Entre o enorme sucesso comercial de dois álbuns de rock clássico: The River (1980) e Born in the USA (1984), Bruce Springsteen decide criar um álbum de folk acústico gravado de forma tosca em fita cassete dentro do próprio quarto, o Nebraska (1982). É sobre este momento peculiar da vida do artista que o filme Springsteen: Salve-me do Desconhecido desenvolve sua narrativa.

Baseado nos relatos descritos no livro Deliver Me from Nowhere: The Making of Bruce Springsteen’s Nebraska (2023) e com algumas partes tiradas da autobiografia do cantor, o longa acompanha todo o processo de criação do álbum em um retrato intimista que explora o estado mental em que o músico estava. Então, para além de uma cinebiografia tradicional, o filme tem como tema central a depressão.

Apoiado por uma fotografia que ressalta a frieza (e as paisagens bucólicas) de Nova Jersey, com cenas internas quase sempre à meia-luz, Jeremy Allen White se transforma em um Bruce Springsteen introspectivo, constantemente angustiado pela fama e com receio do futuro, isolado e atormentado por memórias da infância naquela região, em especial da relação com o pai.

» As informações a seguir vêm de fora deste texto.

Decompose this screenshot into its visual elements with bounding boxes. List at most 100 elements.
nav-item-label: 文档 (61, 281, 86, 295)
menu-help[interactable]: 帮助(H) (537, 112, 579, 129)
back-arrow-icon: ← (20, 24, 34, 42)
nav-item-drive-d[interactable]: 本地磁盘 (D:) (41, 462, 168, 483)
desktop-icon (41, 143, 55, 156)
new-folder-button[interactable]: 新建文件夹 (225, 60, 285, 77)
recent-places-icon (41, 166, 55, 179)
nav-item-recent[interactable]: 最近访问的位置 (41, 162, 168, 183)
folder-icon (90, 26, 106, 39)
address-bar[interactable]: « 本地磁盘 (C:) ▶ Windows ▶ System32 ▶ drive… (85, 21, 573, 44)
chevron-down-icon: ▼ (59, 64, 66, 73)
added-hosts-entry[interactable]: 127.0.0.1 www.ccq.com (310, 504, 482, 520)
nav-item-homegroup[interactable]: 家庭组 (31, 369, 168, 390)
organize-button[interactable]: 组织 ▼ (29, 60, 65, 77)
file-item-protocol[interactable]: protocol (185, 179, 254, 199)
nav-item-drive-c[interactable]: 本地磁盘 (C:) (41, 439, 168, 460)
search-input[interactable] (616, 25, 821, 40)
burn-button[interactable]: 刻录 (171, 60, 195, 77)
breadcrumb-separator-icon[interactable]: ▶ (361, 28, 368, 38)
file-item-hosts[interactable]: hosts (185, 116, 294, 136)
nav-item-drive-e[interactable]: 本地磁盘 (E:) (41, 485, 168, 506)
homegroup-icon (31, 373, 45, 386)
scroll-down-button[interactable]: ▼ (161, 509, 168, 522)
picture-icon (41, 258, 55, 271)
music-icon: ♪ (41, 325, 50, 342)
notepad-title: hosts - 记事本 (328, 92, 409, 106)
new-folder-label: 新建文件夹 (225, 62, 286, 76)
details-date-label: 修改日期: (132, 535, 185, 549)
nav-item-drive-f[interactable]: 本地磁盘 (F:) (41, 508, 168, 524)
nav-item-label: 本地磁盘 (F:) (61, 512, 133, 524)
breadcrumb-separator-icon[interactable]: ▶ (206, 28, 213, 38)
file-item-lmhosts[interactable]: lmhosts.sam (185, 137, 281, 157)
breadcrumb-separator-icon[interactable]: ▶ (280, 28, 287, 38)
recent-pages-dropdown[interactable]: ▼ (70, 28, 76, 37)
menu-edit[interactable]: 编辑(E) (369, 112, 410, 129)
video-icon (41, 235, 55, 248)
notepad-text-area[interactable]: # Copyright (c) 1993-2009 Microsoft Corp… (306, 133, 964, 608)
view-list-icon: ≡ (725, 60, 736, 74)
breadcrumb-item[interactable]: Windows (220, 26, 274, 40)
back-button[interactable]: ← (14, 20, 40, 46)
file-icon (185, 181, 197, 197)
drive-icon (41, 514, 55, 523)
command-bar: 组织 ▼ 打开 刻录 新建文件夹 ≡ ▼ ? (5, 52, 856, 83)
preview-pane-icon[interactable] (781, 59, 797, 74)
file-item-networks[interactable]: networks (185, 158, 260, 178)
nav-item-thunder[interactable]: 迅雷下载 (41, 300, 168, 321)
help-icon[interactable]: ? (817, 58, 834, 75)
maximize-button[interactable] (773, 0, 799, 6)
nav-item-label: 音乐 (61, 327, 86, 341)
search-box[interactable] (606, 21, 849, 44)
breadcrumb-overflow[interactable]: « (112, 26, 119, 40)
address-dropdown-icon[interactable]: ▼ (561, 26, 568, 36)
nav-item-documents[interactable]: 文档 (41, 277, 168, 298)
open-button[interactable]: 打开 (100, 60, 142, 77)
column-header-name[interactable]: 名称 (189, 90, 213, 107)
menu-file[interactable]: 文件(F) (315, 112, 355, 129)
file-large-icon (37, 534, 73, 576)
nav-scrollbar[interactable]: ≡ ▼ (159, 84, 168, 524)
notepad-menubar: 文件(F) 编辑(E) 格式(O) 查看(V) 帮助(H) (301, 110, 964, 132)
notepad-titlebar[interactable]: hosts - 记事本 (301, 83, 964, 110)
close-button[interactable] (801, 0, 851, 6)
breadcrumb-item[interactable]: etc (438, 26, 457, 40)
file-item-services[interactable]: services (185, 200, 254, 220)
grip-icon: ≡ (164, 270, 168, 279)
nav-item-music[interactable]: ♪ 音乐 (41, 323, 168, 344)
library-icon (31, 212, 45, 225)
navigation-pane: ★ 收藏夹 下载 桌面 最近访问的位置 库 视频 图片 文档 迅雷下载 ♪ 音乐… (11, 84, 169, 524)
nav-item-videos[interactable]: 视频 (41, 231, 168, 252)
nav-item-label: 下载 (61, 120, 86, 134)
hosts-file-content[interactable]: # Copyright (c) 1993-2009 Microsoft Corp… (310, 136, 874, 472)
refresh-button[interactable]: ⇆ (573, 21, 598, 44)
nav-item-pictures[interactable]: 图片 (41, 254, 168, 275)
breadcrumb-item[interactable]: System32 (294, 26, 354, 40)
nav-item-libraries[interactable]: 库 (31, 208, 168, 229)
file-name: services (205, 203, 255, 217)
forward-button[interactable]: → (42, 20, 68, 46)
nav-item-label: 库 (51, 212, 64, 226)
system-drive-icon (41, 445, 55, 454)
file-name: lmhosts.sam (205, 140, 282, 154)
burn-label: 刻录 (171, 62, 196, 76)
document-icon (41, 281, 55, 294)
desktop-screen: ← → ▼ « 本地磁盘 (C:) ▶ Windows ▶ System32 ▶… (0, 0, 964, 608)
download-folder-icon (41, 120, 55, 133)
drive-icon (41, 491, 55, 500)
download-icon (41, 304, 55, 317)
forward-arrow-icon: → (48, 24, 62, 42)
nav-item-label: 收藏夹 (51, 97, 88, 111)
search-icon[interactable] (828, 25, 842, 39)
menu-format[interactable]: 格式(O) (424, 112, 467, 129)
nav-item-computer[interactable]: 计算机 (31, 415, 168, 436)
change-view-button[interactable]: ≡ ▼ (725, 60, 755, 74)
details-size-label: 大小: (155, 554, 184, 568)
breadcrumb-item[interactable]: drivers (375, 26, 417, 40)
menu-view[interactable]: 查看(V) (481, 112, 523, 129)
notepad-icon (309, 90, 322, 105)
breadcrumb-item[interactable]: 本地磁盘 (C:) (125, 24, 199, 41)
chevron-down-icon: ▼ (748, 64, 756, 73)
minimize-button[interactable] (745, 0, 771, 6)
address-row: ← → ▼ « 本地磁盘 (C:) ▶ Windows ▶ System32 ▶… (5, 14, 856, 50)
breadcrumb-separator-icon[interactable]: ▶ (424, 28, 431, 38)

O ator consegue ir além de uma reprodução fidedigna do biografado para trazer uma verdade e uma humanidade para o personagem, especialmente nas cenas em que está sozinho pela casa com um semblante que a gente que luta com a saúde mental conhece bem.

O jeito que o filme lida com a questão da depressão é uma das partes mais interessantes da narrativa visto que demonstra os efeitos da doença de uma maneira sensível e realista. As imagens sempre de noite ou com céu nublado, ou na casa escura, ampla, mas sem muita decoração ajudam a  transparecer a solidão e a angústia do protagonista, bem como a preocupação de quem está em volta e não consegue ajudar. Isso é muito bem costurado com o processo de composição do álbum e o estado mental do artista.

Esses bastidores, aliás, são ressaltados na narrativa de uma forma que não lembro de ter visto em outras cinebiografias musicais. O longa consegue nos aproximar da linha de raciocínio do músico, por meio das referências – a faixa Nebraska, por exemplo, foi inspirada por Terra de Ninguém (Malick, 1973) – da escrita, de gravações e de flashbacks da infância. A direção faz com que estes momentos naturalmente tediosos sejam aconchegantes, como se tivéssemos uma cadeira cativa na casa de Springsteen.

Por outro lado, os flashbacks da infância, todos em um preto e branco que destoa muito do contraste de luz e sombra do presente, beiram o cafona. Os traumas do cantor não são bem estabelecidos: mostra o perigo possível do pai alcoólatra e distante ser agressivo, mas não como isso progressivamente afetou a criança, para além de um episódio específico que nem muita consequência tem. Por isso as cenas cortam o ritmo do filme, ao mesmo tempo que não servem para entender mais da psique do Bruce Springsteen quanto a isso. As músicas sobre essa fase da vida dele já falam mais por elas mesmas.

Daí entra o outro ponto em que as canções do Nebraska não foram tão bem encaixadas na narrativa — a qual, inclusive, tem alguns momentos musicais marcantes com canções que não são do Bruce Springsteen. Não acho que seja estritamente necessário somente usar o catálogo do biografado mas, visto que está contando a história da composição de um álbum específico, acredito que faltou uma imersão maior nessas músicas. Por exemplo, uma característica marcante da gravação do álbum é que ele tem uma sonoridade “tosca”, com algumas dissonâncias e muito eco; porém ouvimos isso em trechos curtíssimos das músicas (salvo em uns dois momentos), enquanto toca toda a primeira estrofe de Born in the USA – canção muito famosa do álbum seguinte, criada neste mesmo período.

Springsteen: Salve-me do Desconhecido destaca-se, portanto, de outras cinebiografias musicais recentes pela escolha de retratar um trecho muito específico da vida de um artista e ter como enfoque o processo criativo e também a luta contra a depressão. No entanto, é uma pena que por vezes acaba se desviando muito do que estava funcionando narrativamente para tentar criar um drama forçado que já era subentendido.